35B MoE Runs at 79 Tokens/s Locally, Outcoding Claude Sonnet 4.5? Real-World Performance of Qwen 3.6 on DGX Spark
llama.cpp benchmark results for Qwen 3.6-35B-A3B on DGX Spark: 79 generation tokens/s with 2k context, dropping to 31 tokens/s with 256k context. MiaAI Lab released a one-click startup script. More counterintuitively, a locally 8-bit quantized 27B model outperformed Claude Sonnet 4.5 in overall coding test scores.
Ivan Fioravanti ran a set of llama.cpp benchmarks for Qwen3.6-35B-A3B-UD-Q8_K_XL on DGX Spark. The results are straightforward:
- 2k context: 1573 prompt tokens/s, 79 generation tokens/s
- 8k context: 79 generation tokens/s
- 64k context: 58 generation tokens/s
- 256k context: 31 generation tokens/s


Speed drops from 79 tokens/s to 31 tokens/s, which isn't a steep decline, but TTFT (Time to First Token) spikes to 97 seconds at 256k context, and TPOT also rises to 29 seconds. The cost of long-context inference is still clearly visible.
MiaAI Lab prepared a one-click startup script for this model, specifically designed for DGX Spark and machines with 96-128GB of VRAM. It handles automatic GGUF file download, health checks, background running, and OpenAI-compatible API, all with just one `./start.sh` command. The GitHub repository also thoughtfully includes stop.sh and detailed environment variable configuration.

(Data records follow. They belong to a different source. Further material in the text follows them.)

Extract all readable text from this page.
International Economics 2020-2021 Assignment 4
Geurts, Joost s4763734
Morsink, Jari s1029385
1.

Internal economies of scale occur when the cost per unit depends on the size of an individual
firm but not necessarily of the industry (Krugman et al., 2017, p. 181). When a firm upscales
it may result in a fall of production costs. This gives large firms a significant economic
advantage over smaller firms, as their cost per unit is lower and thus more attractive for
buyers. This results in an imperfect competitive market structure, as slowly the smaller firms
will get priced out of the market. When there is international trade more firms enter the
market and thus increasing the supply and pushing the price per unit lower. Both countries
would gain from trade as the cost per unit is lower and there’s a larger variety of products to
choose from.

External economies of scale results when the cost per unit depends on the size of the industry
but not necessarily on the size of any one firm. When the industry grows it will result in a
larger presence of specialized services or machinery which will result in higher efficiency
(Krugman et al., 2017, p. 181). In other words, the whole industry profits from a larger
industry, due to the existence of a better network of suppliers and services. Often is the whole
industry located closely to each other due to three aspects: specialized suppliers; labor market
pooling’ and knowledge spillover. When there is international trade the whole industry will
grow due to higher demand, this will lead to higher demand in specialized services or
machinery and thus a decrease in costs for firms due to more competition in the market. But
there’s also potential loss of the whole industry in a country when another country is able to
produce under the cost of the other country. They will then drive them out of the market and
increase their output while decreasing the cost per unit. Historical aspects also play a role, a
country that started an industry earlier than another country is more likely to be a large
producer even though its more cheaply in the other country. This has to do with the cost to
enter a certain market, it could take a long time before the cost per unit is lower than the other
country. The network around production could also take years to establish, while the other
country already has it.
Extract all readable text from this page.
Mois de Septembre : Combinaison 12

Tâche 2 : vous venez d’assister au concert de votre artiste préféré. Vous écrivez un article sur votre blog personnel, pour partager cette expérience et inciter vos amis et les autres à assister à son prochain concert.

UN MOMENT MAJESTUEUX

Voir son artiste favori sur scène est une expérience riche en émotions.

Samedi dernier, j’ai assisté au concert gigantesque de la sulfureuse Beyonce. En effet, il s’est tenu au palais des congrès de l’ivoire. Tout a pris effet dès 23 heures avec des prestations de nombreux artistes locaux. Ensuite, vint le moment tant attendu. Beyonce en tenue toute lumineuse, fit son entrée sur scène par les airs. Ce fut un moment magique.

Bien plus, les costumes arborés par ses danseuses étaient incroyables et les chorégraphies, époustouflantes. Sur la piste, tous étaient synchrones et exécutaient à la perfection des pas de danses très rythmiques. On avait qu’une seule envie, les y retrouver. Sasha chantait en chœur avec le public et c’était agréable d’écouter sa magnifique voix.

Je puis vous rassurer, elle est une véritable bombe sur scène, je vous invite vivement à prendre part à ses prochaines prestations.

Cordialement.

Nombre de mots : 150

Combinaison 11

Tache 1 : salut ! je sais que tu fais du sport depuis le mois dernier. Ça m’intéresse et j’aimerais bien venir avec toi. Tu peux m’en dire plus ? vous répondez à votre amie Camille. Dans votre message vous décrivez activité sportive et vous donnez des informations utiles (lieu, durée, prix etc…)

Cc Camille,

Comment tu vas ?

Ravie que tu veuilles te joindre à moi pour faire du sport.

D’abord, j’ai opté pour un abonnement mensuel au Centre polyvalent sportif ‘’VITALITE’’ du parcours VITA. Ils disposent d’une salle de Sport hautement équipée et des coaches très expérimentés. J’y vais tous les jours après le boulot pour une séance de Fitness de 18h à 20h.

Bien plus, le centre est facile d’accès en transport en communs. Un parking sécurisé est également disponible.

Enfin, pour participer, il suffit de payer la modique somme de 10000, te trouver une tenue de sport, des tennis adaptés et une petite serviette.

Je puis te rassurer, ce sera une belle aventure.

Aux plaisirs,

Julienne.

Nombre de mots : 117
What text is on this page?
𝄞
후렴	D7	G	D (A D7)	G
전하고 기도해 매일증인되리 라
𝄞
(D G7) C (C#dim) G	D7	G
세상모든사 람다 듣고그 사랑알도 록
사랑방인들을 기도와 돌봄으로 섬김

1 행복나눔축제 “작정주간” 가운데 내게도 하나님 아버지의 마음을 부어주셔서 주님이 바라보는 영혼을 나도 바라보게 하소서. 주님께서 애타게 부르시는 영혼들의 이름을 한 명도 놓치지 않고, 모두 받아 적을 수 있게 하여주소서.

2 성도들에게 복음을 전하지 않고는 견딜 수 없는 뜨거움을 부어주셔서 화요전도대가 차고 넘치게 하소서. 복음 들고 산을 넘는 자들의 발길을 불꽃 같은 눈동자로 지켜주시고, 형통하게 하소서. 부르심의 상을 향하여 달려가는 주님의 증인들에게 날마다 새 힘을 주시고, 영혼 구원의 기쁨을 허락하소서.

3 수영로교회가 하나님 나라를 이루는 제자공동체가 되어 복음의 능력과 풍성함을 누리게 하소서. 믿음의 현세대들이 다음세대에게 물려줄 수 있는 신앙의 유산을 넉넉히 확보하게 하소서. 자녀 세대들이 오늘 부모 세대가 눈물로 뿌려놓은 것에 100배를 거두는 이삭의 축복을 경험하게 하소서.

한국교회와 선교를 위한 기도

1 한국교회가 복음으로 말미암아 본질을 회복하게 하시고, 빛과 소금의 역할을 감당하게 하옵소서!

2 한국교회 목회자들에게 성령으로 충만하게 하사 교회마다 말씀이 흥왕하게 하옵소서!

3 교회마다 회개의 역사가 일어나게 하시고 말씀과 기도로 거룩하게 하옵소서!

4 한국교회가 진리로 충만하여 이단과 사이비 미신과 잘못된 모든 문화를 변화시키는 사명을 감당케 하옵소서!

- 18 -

> One netizen asked why vLLM wasn't used? Mia replied: GGUF runs better on llama.cpp, and this 35B GGUF version outperforms other formats.
An even more interesting finding comes from another coding test. Topi Santakivi conducted a comparison of 11 models, using two non-trivial coding tasks (recoverable synchronization + pluggable components) to test architectural judgment and ambiguity handling capabilities. The results are:
- **Qwen 3.6-27B-8bit (local)**: 66.5/80
- **Claude Sonnet 4.5**: 65/80
- **Qwen 3.6-35B-A3B-8bit (agent-pair)**: 64/80
- **DeepSeek-V4-Flash-REAP-180B**: 62/80
The locally 8-bit quantized 27B model beat Sonnet 4.5 in overall score. The 35B-A3B agent-pair mode (one model writes code, another reviews in real time) also scored 64 points, 5 points higher than the solo 4-bit version.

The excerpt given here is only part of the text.